Les 15 000 réunions publiques du «grand débat sur l'école» se sont achevées cette semaine. L'une de nos journalistes en a animé une. Pour voir.

C'était un samedi matin pluvieux de la mi-décembre. Un temps à faire la grasse matinée. Un jour à faire ses courses de Noël. Les parents d'élèves n'étaient donc pas nombreux, à peine une dizaine en début de réunion, moins d'une quinzaine à la fin. Mais les autres, les 60 millions de Français théoriquement invités par la commission Thélot à donner leur avis dans le cadre du grand débat sur l'école étaient, eux, totalement absents.
Ce qui se comprend... étant donné qu'à l'exception des 300 familles d'élèves, prévenues par le carnet de correspondance, aucun des 25 000 autres habitants du quartier n'était au courant. Pas une affiche, pas une annonce dans les rues ou dans les boîtes aux lettres pour signaler la date de cette unique réunion. Pas même un simple avertissement, fût-il griffonné sur une feuille blanche, derrière le grillage du panneau suspendu à la façade de ce petit collège parisien, situé dans un arrondissement sans problème, aussi bourgeois-bohème qu'à «forte mixité sociale ».

Nous étions donc en petit comité ; comme partout à Paris, et comme souvent ailleurs en France, où les 15 000 réunions ne semblent pas avoir déplacé plus d'un million de participants au total, enseignants (qui sont pourtant 885 000) et parents d'élèves (plus de 13 millions) compris. Pas assez nombreux pour constituer plusieurs ateliers, nous nous asseyons tous spontanément autour de la même table.

Côté parents : un jeune couple venu là «en curieux, pour s'informer », un père de cinq enfants taraudé par les problèmes de discipline et de violence, quatre déléguées d'une même association de parents d'élèves, armées d'une pile de notes, deux autres mamans nettement plus zen, bien que très préoccupées par «le bien-être et l'épanouissement » de leurs enfants, et une animatrice, par ailleurs auteur de cet article, mais néanmoins décidée à écouter les autres en oubliant tout ce qu'elle croit savoir du sujet. Côté Education nationale : la principale du collège, escortée d'une jeune enseignante tout juste émoulue de son école de formation, option «éducation physique ».
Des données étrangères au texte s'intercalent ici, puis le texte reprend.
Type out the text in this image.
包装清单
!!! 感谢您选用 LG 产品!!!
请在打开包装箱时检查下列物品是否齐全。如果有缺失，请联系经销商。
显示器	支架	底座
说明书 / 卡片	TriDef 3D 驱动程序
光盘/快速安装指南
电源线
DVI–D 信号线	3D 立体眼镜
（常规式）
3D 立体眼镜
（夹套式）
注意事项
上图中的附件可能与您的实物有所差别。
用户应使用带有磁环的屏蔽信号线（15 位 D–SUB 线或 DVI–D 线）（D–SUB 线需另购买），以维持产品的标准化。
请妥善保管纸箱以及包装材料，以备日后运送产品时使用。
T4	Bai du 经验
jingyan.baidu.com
Chacun s'étant plus ou moins présenté, nous commençons par rappeler en quoi consiste le grand débat. Ses modalités, ses objectifs et sa finalité. Les 22 questions dont les 15 000 réunions publiques doivent permettre de discuter. La synthèse générale qui en sortira en mars. Le rôle de la commission Thélot. Et le nouveau «projet de loi d'orientation scolaire » sur lequel tout cela doit déboucher, avant la fin 2004. Mais il faut souvent s'interrompre, expliquer davantage, faire circuler des documents, car tous les participants (à l'exception de la principale et de l'enseignante) ignorent en fait l'objet de cette réunion ! A commencer par les quatre représentantes de la fédération de parents d'élèves, à qui nous devrons plusieurs fois rappeler que nous ne sommes pas ici pour discuter des problèmes de ce collège en particulier mais de ceux de l'Education nationale en général... et qu'il n'est pas question d'en profiter pour interpeller la principale.
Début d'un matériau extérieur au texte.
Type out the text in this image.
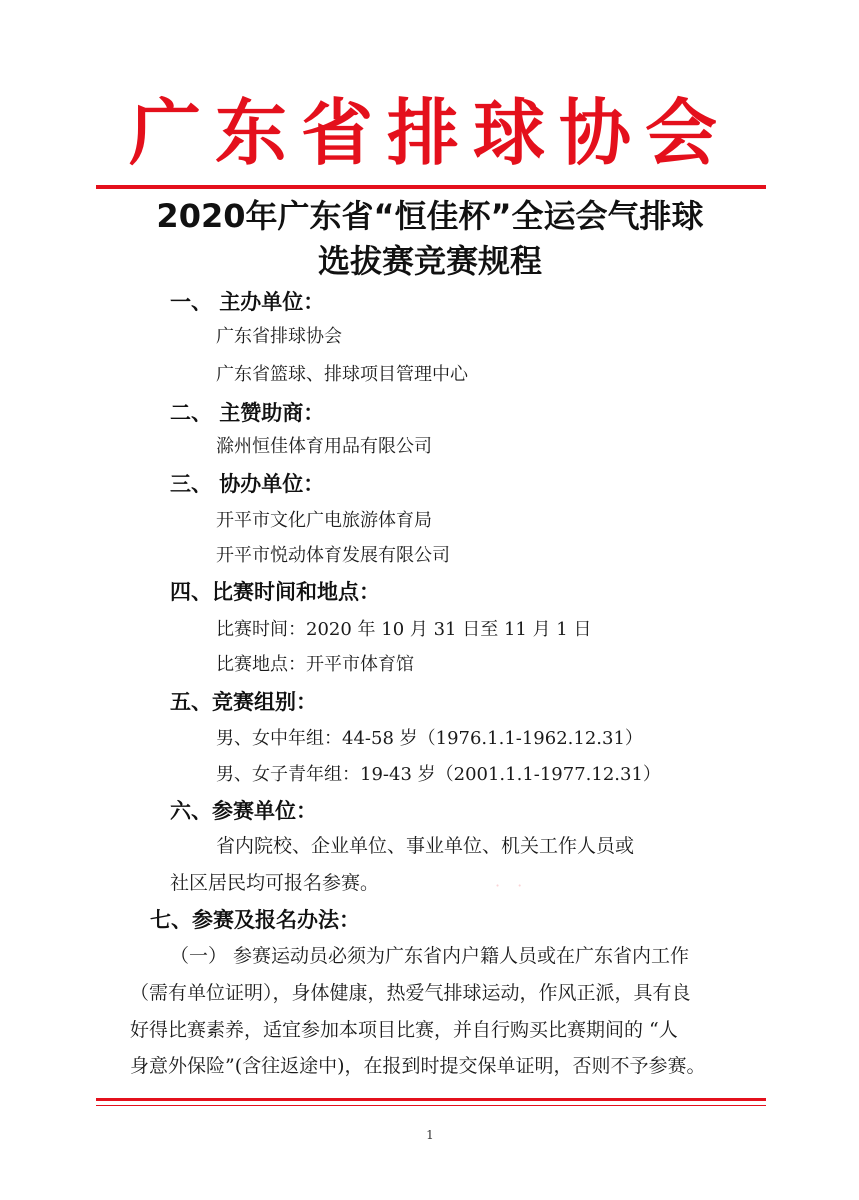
广东省排球协会
2020年广东省“恒佳杯”全运会气排球
选拔赛竞赛规程
一、 主办单位：
广东省排球协会
广东省篮球、排球项目管理中心
二、 主赞助商：
滁州恒佳体育用品有限公司
三、 协办单位：
开平市文化广电旅游体育局
开平市悦动体育发展有限公司
四、比赛时间和地点：
比赛时间：2020 年 10 月 31 日至 11 月 1 日
比赛地点：开平市体育馆
五、竞赛组别：
男、女中年组：44-58 岁（1976.1.1-1962.12.31）
男、女子青年组：19-43 岁（2001.1.1-1977.12.31）
六、参赛单位：
省内院校、企业单位、事业单位、机关工作人员或
社区居民均可报名参赛。	· ·
七、参赛及报名办法：
（一） 参赛运动员必须为广东省内户籍人员或在广东省内工作
（需有单位证明），身体健康，热爱气排球运动，作风正派，具有良
好得比赛素养，适宜参加本项目比赛，并自行购买比赛期间的 “人
身意外保险”(含往返途中)，在报到时提交保单证明，否则不予参赛。
1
L'accessoire prime sur l'essentiel

Mais bon, au bout d'une demi-heure, la discussion finit quand même par s'engager. Autour de six questions, dont trois sélectionnées à l'avance par le conseil d'administration du collège dans la liste des 22 proposées par la commission Thélot («Comment motiver et faire travailler efficacement les élèves », «Comment lutter efficacement contre la violence et les incivilités », «Quelles sont les valeurs de l'école républicaine ») et trois suggérées par les parents présents («les moyens humains, matériels et financiers sont-ils suffisants», «comment l'école doit-elle s'adapter à la diversité des élèves» et «la place du corps à l'école»).
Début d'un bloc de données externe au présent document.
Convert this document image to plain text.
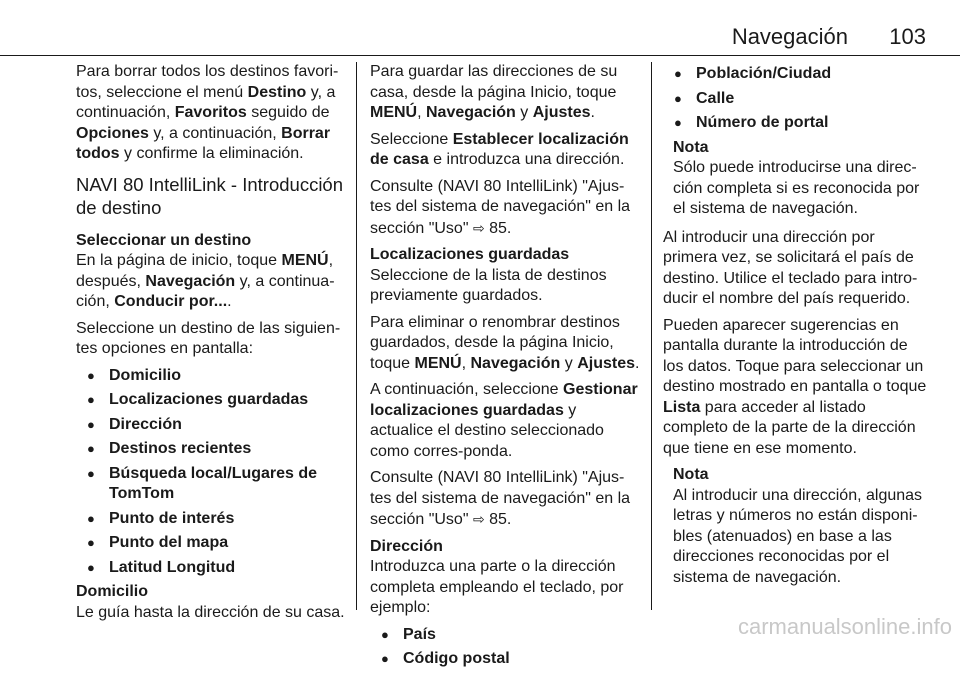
Navegación 103

Para borrar todos los destinos favori-tos, seleccione el menú Destino y, a continuación, Favoritos seguido de Opciones y, a continuación, Borrar todos y confirme la eliminación.

NAVI 80 IntelliLink - Introducción de destino

Seleccionar un destino

En la página de inicio, toque MENÚ, después, Navegación y, a continua-ción, Conducir por....

Seleccione un destino de las siguien-tes opciones en pantalla:

● Domicilio
● Localizaciones guardadas
● Dirección
● Destinos recientes
● Búsqueda local/Lugares de TomTom
● Punto de interés
● Punto del mapa
● Latitud Longitud

Domicilio

Le guía hasta la dirección de su casa.

Para guardar las direcciones de su casa, desde la página Inicio, toque MENÚ, Navegación y Ajustes.

Seleccione Establecer localización de casa e introduzca una dirección.

Consulte (NAVI 80 IntelliLink) "Ajus-tes del sistema de navegación" en la sección "Uso" ⇨ 85.

Localizaciones guardadas

Seleccione de la lista de destinos previamente guardados.

Para eliminar o renombrar destinos guardados, desde la página Inicio, toque MENÚ, Navegación y Ajustes.

A continuación, seleccione Gestionar localizaciones guardadas y actualice el destino seleccionado como corres-ponda.

Consulte (NAVI 80 IntelliLink) "Ajus-tes del sistema de navegación" en la sección "Uso" ⇨ 85.

Dirección

Introduzca una parte o la dirección completa empleando el teclado, por ejemplo:

● País
● Código postal
● Población/Ciudad
● Calle
● Número de portal
Nota
Sólo puede introducirse una direc-ción completa si es reconocida por el sistema de navegación.

Al introducir una dirección por primera vez, se solicitará el país de destino. Utilice el teclado para intro-ducir el nombre del país requerido.

Pueden aparecer sugerencias en pantalla durante la introducción de los datos. Toque para seleccionar un destino mostrado en pantalla o toque Lista para acceder al listado completo de la parte de la dirección que tiene en ese momento.

Nota
Al introducir una dirección, algunas letras y números no están disponi-bles (atenuados) en base a las direcciones reconocidas por el sistema de navegación.
carmanualsonline.info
Oui... la place du corps à l'école. Car ce qui apparaît très vite, quel que soit le sujet soumis à la discussion, c'est que les parents qui ont fait l'effort de se déplacer ne s'intéressent guère aux thèmes proposés par la commission Thélot. Ou, plus exactement, ils ne s'estiment pas compétents pour en discuter. Ce qui les obsède, surtout s'ils sont militants d'une association, c'est de savoir si leur enfant, leur propre enfant, est heureux ou non à l'école ; et comment l'école pourrait s'y prendre pour qu'il le soit davantage. La question de l'instruction proprement dite, celle des programmes, du niveau, des exigences, de la notation, de l'orientation ou des diplômes n'est pas abordée. Ou difficilement ; au forceps, à contrecoeur. Un peu comme si l'on n'était pas ici pour parler de l'école et de l'avenir des élèves, mais d'une garderie, ou d'un camp de vacances. Les parents (ceux qui sont présents, en tout cas) se plaignent que la pression « est trop forte sur les résultats scolaires», que leurs enfants sont « angoissés», que l'école ne « les valorise pas assez», ou ne « les socialise pas assez». Ils réclament davantage d'expression corporelle, d'heures de vie, de parcours de découverte, de travail en groupe ou de conseils des enfants ; tout ce qui pourrait concourir, d'après eux, « à ce qu'ils retrouvent l'envie d'aller à l'école». Tout ce qui a contribué à ce qu'ils s'y ennuient, à travers l'appauvrissement de ce qu'ils y apprennent.

Vingt fois nous tentons de remettre les questions officielles sur le tapis. Cent fois, ils s'en écartent. Toujours pour les mêmes motifs : ils ne s'estiment pas assez informés pour en discuter, ou cela ne leur paraît pas concerner suffisamment leur propre enfant. La seule fois où ils s'animeront vraiment, c'est lorsqu'une poignée d'enseignants venus d'un autre établissement, entrés là « pour dire bonjour» en fin de matinée, lancera la discussion sur le sujet des relations entre parents d'élèves et enseignants. On nagera alors pendant dix bonnes minutes entre angélisme et autisme intégral : tous les parents se considérant comme parfaits, et tous les enseignants leur expliquant en quoi ils ne le sont pas.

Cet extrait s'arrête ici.